Можно видеть, что, каким бы успешным Линдсей ни был как суб-творец, его достижения должны оцениваться - по крайней мере, христианами - другими критериями, помимо его мастерства создателя воображаемых второстепенных миров. Толкин, похоже, осознал эту проблему, когда добавил эпилог к своему эссе о волшебных историях. В этом его последнем слове по этому вопросу его родство с Льюисом снова проявляется в его обсуждении "освященного суб-творения":
"Вероятно, каждый писатель, создающий второстепенный мир, фантазию, каждый суб-творец, в какой-то мере желает быть настоящим творцом или надеется, что он опирается на реальность. Это не только "утешение" в печали этого мира, но и удовлетворение и ответ на вопрос "Правда ли это?" Ответ на этот вопрос, который я дал вначале, был таким: "Если вы хорошо построили свой маленький мир, да: в этом мире это правда". Этого достаточно для художника (или для художника, являющегося частью художника).

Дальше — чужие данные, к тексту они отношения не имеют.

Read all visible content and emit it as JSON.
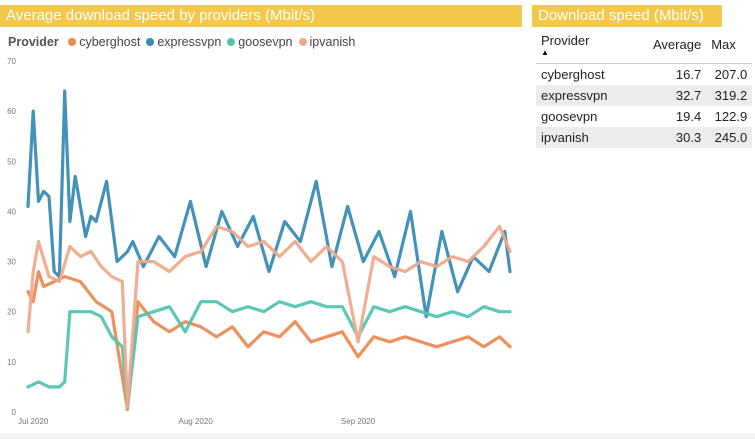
{
  "chart_panel": {
    "title": "Average download speed by providers (Mbit/s)"
  },
  "table_panel": {
    "title": "Download speed (Mbit/s)",
    "columns": [
      "Provider",
      "Average",
      "Max"
    ],
    "sort_icon": "triangle-up-icon",
    "rows": [
      {
        "provider": "cyberghost",
        "average": "16.7",
        "max": "207.0"
      },
      {
        "provider": "expressvpn",
        "average": "32.7",
        "max": "319.2"
      },
      {
        "provider": "goosevpn",
        "average": "19.4",
        "max": "122.9"
      },
      {
        "provider": "ipvanish",
        "average": "30.3",
        "max": "245.0"
      }
    ]
  },
  "chart_data": {
    "type": "line",
    "title": "Average download speed by providers (Mbit/s)",
    "legend_title": "Provider",
    "legend_position": "top-left",
    "xlabel": "",
    "ylabel": "",
    "grid": false,
    "ylim": [
      0,
      70
    ],
    "y_ticks": [
      0,
      10,
      20,
      30,
      40,
      50,
      60,
      70
    ],
    "x_ticks": [
      {
        "label": "Jul 2020",
        "date": "2020-07-01"
      },
      {
        "label": "Aug 2020",
        "date": "2020-08-01"
      },
      {
        "label": "Sep 2020",
        "date": "2020-09-01"
      }
    ],
    "x_start": "2020-06-30",
    "series": [
      {
        "name": "cyberghost",
        "color": "#ed8a52",
        "x": [
          "2020-06-30",
          "2020-07-01",
          "2020-07-02",
          "2020-07-03",
          "2020-07-05",
          "2020-07-07",
          "2020-07-10",
          "2020-07-13",
          "2020-07-16",
          "2020-07-19",
          "2020-07-21",
          "2020-07-24",
          "2020-07-27",
          "2020-07-30",
          "2020-08-02",
          "2020-08-05",
          "2020-08-08",
          "2020-08-11",
          "2020-08-14",
          "2020-08-17",
          "2020-08-20",
          "2020-08-23",
          "2020-08-26",
          "2020-08-29",
          "2020-09-01",
          "2020-09-04",
          "2020-09-07",
          "2020-09-10",
          "2020-09-13",
          "2020-09-16",
          "2020-09-19",
          "2020-09-22",
          "2020-09-25",
          "2020-09-28",
          "2020-09-30"
        ],
        "y": [
          24,
          22,
          28,
          25,
          26,
          27,
          26,
          22,
          20,
          0.5,
          22,
          18,
          16,
          18,
          17,
          15,
          17,
          13,
          16,
          15,
          18,
          14,
          15,
          16,
          11,
          15,
          14,
          15,
          14,
          13,
          14,
          15,
          13,
          15,
          13
        ]
      },
      {
        "name": "expressvpn",
        "color": "#3a8cb5",
        "x": [
          "2020-06-30",
          "2020-07-01",
          "2020-07-02",
          "2020-07-03",
          "2020-07-04",
          "2020-07-05",
          "2020-07-06",
          "2020-07-07",
          "2020-07-08",
          "2020-07-09",
          "2020-07-10",
          "2020-07-11",
          "2020-07-12",
          "2020-07-13",
          "2020-07-15",
          "2020-07-17",
          "2020-07-19",
          "2020-07-20",
          "2020-07-22",
          "2020-07-25",
          "2020-07-28",
          "2020-07-31",
          "2020-08-03",
          "2020-08-06",
          "2020-08-09",
          "2020-08-12",
          "2020-08-15",
          "2020-08-18",
          "2020-08-21",
          "2020-08-24",
          "2020-08-27",
          "2020-08-30",
          "2020-09-02",
          "2020-09-05",
          "2020-09-08",
          "2020-09-11",
          "2020-09-14",
          "2020-09-17",
          "2020-09-20",
          "2020-09-23",
          "2020-09-26",
          "2020-09-29",
          "2020-09-30"
        ],
        "y": [
          41,
          60,
          42,
          44,
          43,
          28,
          27,
          64,
          38,
          47,
          41,
          35,
          39,
          38,
          46,
          30,
          32,
          34,
          29,
          35,
          31,
          42,
          29,
          40,
          33,
          39,
          28,
          38,
          34,
          46,
          29,
          41,
          30,
          36,
          27,
          40,
          19,
          36,
          24,
          31,
          28,
          36,
          28
        ]
      },
      {
        "name": "goosevpn",
        "color": "#52c4b2",
        "x": [
          "2020-06-30",
          "2020-07-02",
          "2020-07-04",
          "2020-07-06",
          "2020-07-07",
          "2020-07-08",
          "2020-07-10",
          "2020-07-12",
          "2020-07-14",
          "2020-07-16",
          "2020-07-18",
          "2020-07-19",
          "2020-07-21",
          "2020-07-24",
          "2020-07-27",
          "2020-07-30",
          "2020-08-02",
          "2020-08-05",
          "2020-08-08",
          "2020-08-11",
          "2020-08-14",
          "2020-08-17",
          "2020-08-20",
          "2020-08-23",
          "2020-08-26",
          "2020-08-29",
          "2020-09-01",
          "2020-09-04",
          "2020-09-07",
          "2020-09-10",
          "2020-09-13",
          "2020-09-16",
          "2020-09-19",
          "2020-09-22",
          "2020-09-25",
          "2020-09-28",
          "2020-09-30"
        ],
        "y": [
          5,
          6,
          5,
          5,
          6,
          20,
          20,
          20,
          19,
          15,
          13,
          1,
          19,
          20,
          21,
          16,
          22,
          22,
          20,
          21,
          20,
          22,
          21,
          22,
          21,
          21,
          15,
          21,
          20,
          21,
          20,
          19,
          20,
          19,
          21,
          20,
          20
        ]
      },
      {
        "name": "ipvanish",
        "color": "#f0a98a",
        "x": [
          "2020-06-30",
          "2020-07-01",
          "2020-07-02",
          "2020-07-04",
          "2020-07-06",
          "2020-07-08",
          "2020-07-10",
          "2020-07-12",
          "2020-07-14",
          "2020-07-16",
          "2020-07-18",
          "2020-07-19",
          "2020-07-21",
          "2020-07-24",
          "2020-07-27",
          "2020-07-30",
          "2020-08-02",
          "2020-08-05",
          "2020-08-08",
          "2020-08-11",
          "2020-08-14",
          "2020-08-17",
          "2020-08-20",
          "2020-08-23",
          "2020-08-26",
          "2020-08-29",
          "2020-09-01",
          "2020-09-04",
          "2020-09-07",
          "2020-09-10",
          "2020-09-13",
          "2020-09-16",
          "2020-09-19",
          "2020-09-22",
          "2020-09-25",
          "2020-09-28",
          "2020-09-30"
        ],
        "y": [
          16,
          28,
          34,
          27,
          26,
          33,
          31,
          32,
          29,
          27,
          26,
          1,
          30,
          30,
          28,
          31,
          32,
          37,
          36,
          33,
          34,
          31,
          34,
          30,
          33,
          30,
          14,
          31,
          29,
          28,
          30,
          29,
          31,
          30,
          33,
          37,
          32
        ]
      }
    ]
  }
}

Но в "эвкатастрофе" [счастливый конец] мы видим, что ответ может быть еще более важным - что это может быть далекий отблеск или эхо евангелиума в реальном мире.
Евангелия содержат волшебную историю, или историю большего рода, которая охватывает всю суть волшебных историй. Рождение Христа - это эвкатастрофа человеческой истории. Воскресение - это эвкатастрофа истории Воплощения. Эта история начинается и заканчивается радостью.
Христианская радость, Слава (Божия - прим.моё), в высшей степени высока и радостна. Потому что эта (её - прим.моё) история превосходна, и это правда. Искусство было проверено. Бог - это Господь ангелов, людей и эльфов. Легенда и история встретились и слились воедино" (Essays 83-84).
Источники:
Carpenter, Humphrey. Tolkien: A Biography. New York : Ballantine, 1977.
Carter, Lin. A Look Behind the Lord of the Rings. New York: Ballantine, 1969.
Essays Presented to Charles Williams. Ed by C. S. Lewis. Grand Rapids, MI: Eerdmans, 1970.
Glover, Donald E. C. S. Lewis: The Art of Enchantment. Athens, OH: Ohio UP, 1981.
Lewis, C. S. On Stories and Other Essays on Literature. Ed by Walter Hooper. New York : Harcourt Brace Jovanovich, 1982.
Sayer, George. Jack: C. S. Lewis and His Times. San Francisco : Harper and Row, 1988.
Sayers, Dorothy. The Mind of the Maker. Cleveland: World, 1964.